Evaluate whether this agent took appropriate steps to complete the task:
Task: {task}
Execution trajectory:
{steps_str}
For each step, assess:
- Was this tool/action appropriate given what the agent knew at this point?
- Were there unnecessary or redundant steps?
- Did the agent miss any obvious approaches?
""")])
Building a Regression Test Dataset
A golden dataset stores known-good examples so you can detect regressions whenever you change the model, prompt, or tools.
# src/evals/dataset.py
from langsmith import Client
from typing import Optional
# LangSmith Client connects to the LangSmith API for dataset and run management
ls_client = Client()
def add_to_golden_dataset(
dataset_name: str,
inputs: dict,
expected_outputs: dict,
metadata: dict = {},
):
"""Add a curated example to the regression dataset."""
# read_dataset looks up the dataset by name: create it in LangSmith UI first
dataset = ls_client.read_dataset(dataset_name=dataset_name)
ls_client.create_example(
inputs=inputs,
outputs=expected_outputs,
metadata=metadata, # metadata lets you filter by category, date, or source
dataset_id=dataset.id,
)
# Curate examples from production runs
def curate_from_production_run(run_id: str, is_good: bool, notes: str):
"""Promote a production run to the eval dataset."""
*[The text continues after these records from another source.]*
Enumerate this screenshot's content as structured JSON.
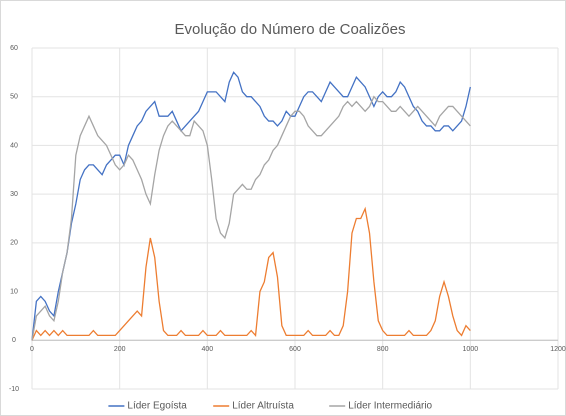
{
  "chart_data": {
    "type": "line",
    "title": "Evolução do Número de Coalizões",
    "x": [
      0,
      10,
      20,
      30,
      40,
      50,
      60,
      70,
      80,
      90,
      100,
      110,
      120,
      130,
      140,
      150,
      160,
      170,
      180,
      190,
      200,
      210,
      220,
      230,
      240,
      250,
      260,
      270,
      280,
      290,
      300,
      310,
      320,
      330,
      340,
      350,
      360,
      370,
      380,
      390,
      400,
      410,
      420,
      430,
      440,
      450,
      460,
      470,
      480,
      490,
      500,
      510,
      520,
      530,
      540,
      550,
      560,
      570,
      580,
      590,
      600,
      610,
      620,
      630,
      640,
      650,
      660,
      670,
      680,
      690,
      700,
      710,
      720,
      730,
      740,
      750,
      760,
      770,
      780,
      790,
      800,
      810,
      820,
      830,
      840,
      850,
      860,
      870,
      880,
      890,
      900,
      910,
      920,
      930,
      940,
      950,
      960,
      970,
      980,
      990,
      1000
    ],
    "series": [
      {
        "name": "Líder Egoísta",
        "color": "#4472c4",
        "values": [
          0,
          8,
          9,
          8,
          6,
          5,
          10,
          14,
          18,
          24,
          28,
          33,
          35,
          36,
          36,
          35,
          34,
          36,
          37,
          38,
          38,
          36,
          40,
          42,
          44,
          45,
          47,
          48,
          49,
          46,
          46,
          46,
          47,
          45,
          43,
          44,
          45,
          46,
          47,
          49,
          51,
          51,
          51,
          50,
          49,
          53,
          55,
          54,
          51,
          50,
          50,
          49,
          48,
          46,
          45,
          45,
          44,
          45,
          47,
          46,
          46,
          48,
          50,
          51,
          51,
          50,
          49,
          51,
          53,
          52,
          51,
          50,
          50,
          52,
          54,
          53,
          52,
          50,
          48,
          50,
          51,
          50,
          50,
          51,
          53,
          52,
          50,
          48,
          47,
          45,
          44,
          44,
          43,
          43,
          44,
          44,
          43,
          44,
          45,
          48,
          52
        ]
      },
      {
        "name": "Líder Altruísta",
        "color": "#ed7d31",
        "values": [
          0,
          2,
          1,
          2,
          1,
          2,
          1,
          2,
          1,
          1,
          1,
          1,
          1,
          1,
          2,
          1,
          1,
          1,
          1,
          1,
          2,
          3,
          4,
          5,
          6,
          5,
          15,
          21,
          17,
          8,
          2,
          1,
          1,
          1,
          2,
          1,
          1,
          1,
          1,
          2,
          1,
          1,
          1,
          2,
          1,
          1,
          1,
          1,
          1,
          1,
          2,
          1,
          10,
          12,
          17,
          18,
          13,
          3,
          1,
          1,
          1,
          1,
          1,
          2,
          1,
          1,
          1,
          1,
          2,
          1,
          1,
          3,
          10,
          22,
          25,
          25,
          27,
          22,
          12,
          4,
          2,
          1,
          1,
          1,
          1,
          1,
          2,
          1,
          1,
          1,
          1,
          2,
          4,
          9,
          12,
          9,
          5,
          2,
          1,
          3,
          2
        ]
      },
      {
        "name": "Líder Intermediário",
        "color": "#a5a5a5",
        "values": [
          0,
          5,
          6,
          7,
          5,
          4,
          8,
          14,
          18,
          25,
          38,
          42,
          44,
          46,
          44,
          42,
          41,
          40,
          38,
          36,
          35,
          36,
          38,
          37,
          35,
          33,
          30,
          28,
          34,
          39,
          42,
          44,
          45,
          44,
          43,
          42,
          42,
          45,
          44,
          43,
          40,
          33,
          25,
          22,
          21,
          24,
          30,
          31,
          32,
          31,
          31,
          33,
          34,
          36,
          37,
          39,
          40,
          42,
          44,
          46,
          47,
          47,
          46,
          44,
          43,
          42,
          42,
          43,
          44,
          45,
          46,
          48,
          49,
          48,
          49,
          48,
          47,
          48,
          50,
          49,
          49,
          48,
          47,
          47,
          48,
          47,
          46,
          47,
          48,
          47,
          46,
          45,
          44,
          46,
          47,
          48,
          48,
          47,
          46,
          45,
          44
        ]
      }
    ],
    "xlim": [
      0,
      1200
    ],
    "xticks": [
      0,
      200,
      400,
      600,
      800,
      1000,
      1200
    ],
    "ylim": [
      -10,
      60
    ],
    "yticks": [
      -10,
      0,
      10,
      20,
      30,
      40,
      50,
      60
    ],
    "grid": true,
    "legend": "bottom"
  }
}
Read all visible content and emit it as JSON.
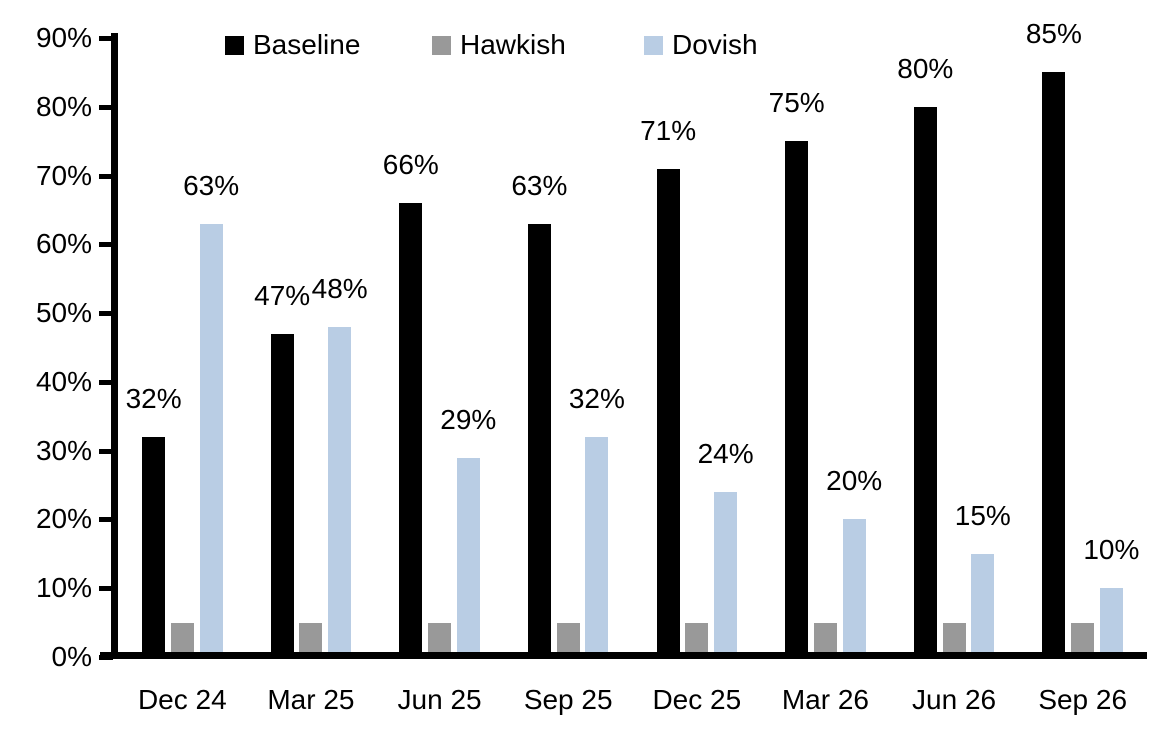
{
  "chart_data": {
    "type": "bar",
    "title": "",
    "xlabel": "",
    "ylabel": "",
    "categories": [
      "Dec 24",
      "Mar 25",
      "Jun 25",
      "Sep 25",
      "Dec 25",
      "Mar 26",
      "Jun 26",
      "Sep 26"
    ],
    "series": [
      {
        "name": "Baseline",
        "color": "#000000",
        "values": [
          32,
          47,
          66,
          63,
          71,
          75,
          80,
          85
        ],
        "labels": [
          "32%",
          "47%",
          "66%",
          "63%",
          "71%",
          "75%",
          "80%",
          "85%"
        ]
      },
      {
        "name": "Hawkish",
        "color": "#999999",
        "values": [
          5,
          5,
          5,
          5,
          5,
          5,
          5,
          5
        ],
        "labels": null
      },
      {
        "name": "Dovish",
        "color": "#B9CDE4",
        "values": [
          63,
          48,
          29,
          32,
          24,
          20,
          15,
          10
        ],
        "labels": [
          "63%",
          "48%",
          "29%",
          "32%",
          "24%",
          "20%",
          "15%",
          "10%"
        ]
      }
    ],
    "ylim": [
      0,
      90
    ],
    "ytick_step": 10,
    "ytick_labels": [
      "0%",
      "10%",
      "20%",
      "30%",
      "40%",
      "50%",
      "60%",
      "70%",
      "80%",
      "90%"
    ],
    "grid": false,
    "legend_position": "top"
  }
}
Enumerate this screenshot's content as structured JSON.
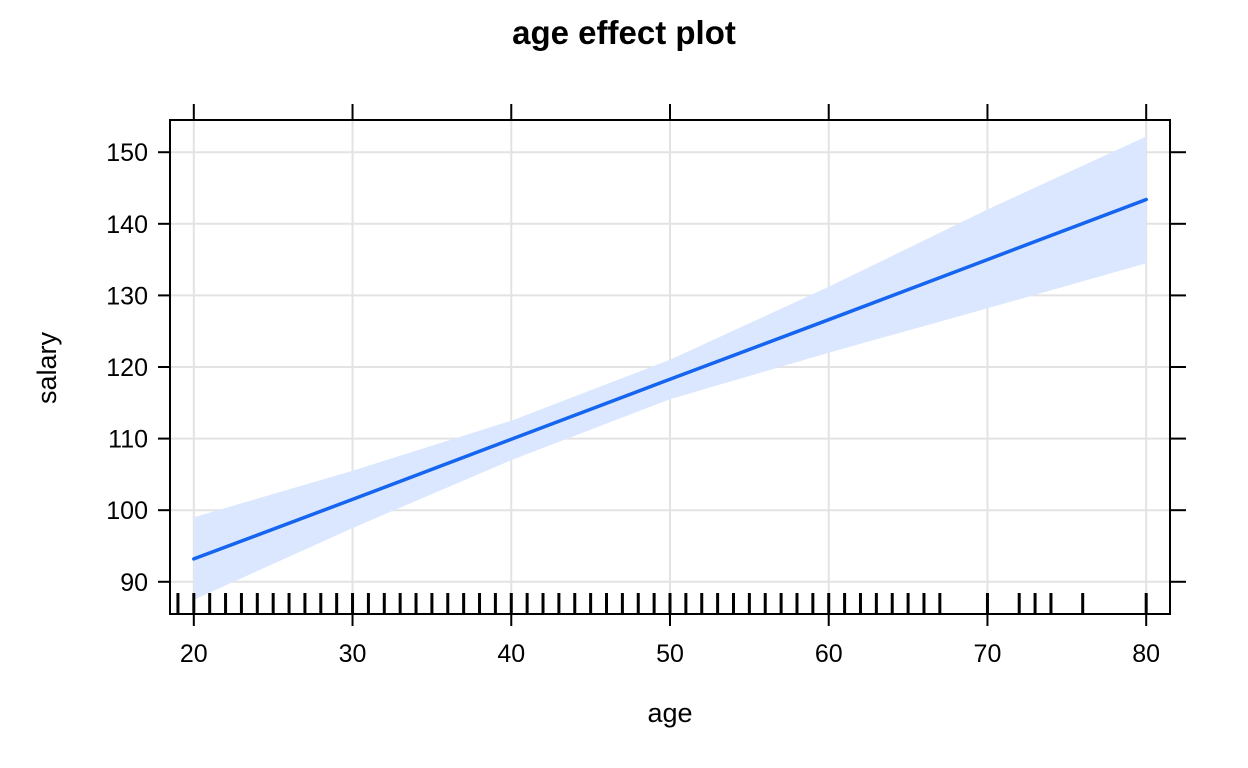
{
  "chart_data": {
    "type": "line",
    "title": "age effect plot",
    "xlabel": "age",
    "ylabel": "salary",
    "xlim": [
      18.5,
      81.5
    ],
    "ylim": [
      85.5,
      154.5
    ],
    "xticks": [
      20,
      30,
      40,
      50,
      60,
      70,
      80
    ],
    "yticks": [
      90,
      100,
      110,
      120,
      130,
      140,
      150
    ],
    "grid": true,
    "colors": {
      "line": "#1565f0",
      "band": "#dbe7fe",
      "rug": "#000000"
    },
    "series": [
      {
        "x": [
          20,
          30,
          40,
          50,
          60,
          70,
          80
        ],
        "y": [
          93.2,
          101.5,
          109.9,
          118.3,
          126.6,
          135.0,
          143.4
        ],
        "lower": [
          87.5,
          97.5,
          107.0,
          115.5,
          122.0,
          128.2,
          134.5
        ],
        "upper": [
          99.0,
          105.5,
          112.5,
          121.0,
          131.2,
          142.0,
          152.2
        ]
      }
    ],
    "rug": [
      19,
      20,
      21,
      22,
      23,
      24,
      25,
      26,
      27,
      28,
      29,
      30,
      31,
      32,
      33,
      34,
      35,
      36,
      37,
      38,
      39,
      40,
      41,
      42,
      43,
      44,
      45,
      46,
      47,
      48,
      49,
      50,
      51,
      52,
      53,
      54,
      55,
      56,
      57,
      58,
      59,
      60,
      61,
      62,
      63,
      64,
      65,
      66,
      67,
      70,
      72,
      73,
      74,
      76,
      80
    ]
  }
}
# read_run fetches the full inputs and outputs from a LangSmith trace
run = ls_client.read_run(run_id)
if is_good:
add_to_golden_dataset(
dataset_name="agent-golden-set",
inputs={"query": run.inputs["messages"][0]["content"]},
expected_outputs={"answer": run.outputs["messages"][-1]["content"]},
metadata={"notes": notes, "promoted_from": run_id}, # track provenance
)
# Run the full evaluation suite
async def run_regression_suite(agent, dataset_name: str = "agent-golden-set"):
from langsmith.evaluation import evaluate
# evaluate() runs every example in the dataset and scores it with the provided evaluators
results = evaluate(
lambda inputs: agent.invoke({"messages": [HumanMessage(content=inputs["query"])]}),
data=dataset_name,
evaluators=[accuracy_evaluator, hallucination_evaluator],
experiment_prefix=f"regression-{datetime.now().strftime('%Y%m%d')}", # timestamp groups runs by date
)
print(f"Accuracy: {results['accuracy']:.2%}")
print(f"Hallucination-free: {results['hallucination_risk']:.2%}")
return results
The investment in evaluation infrastructure pays back every time you change your agent’s model, prompt, or tools. Without it, you’re deploying blind.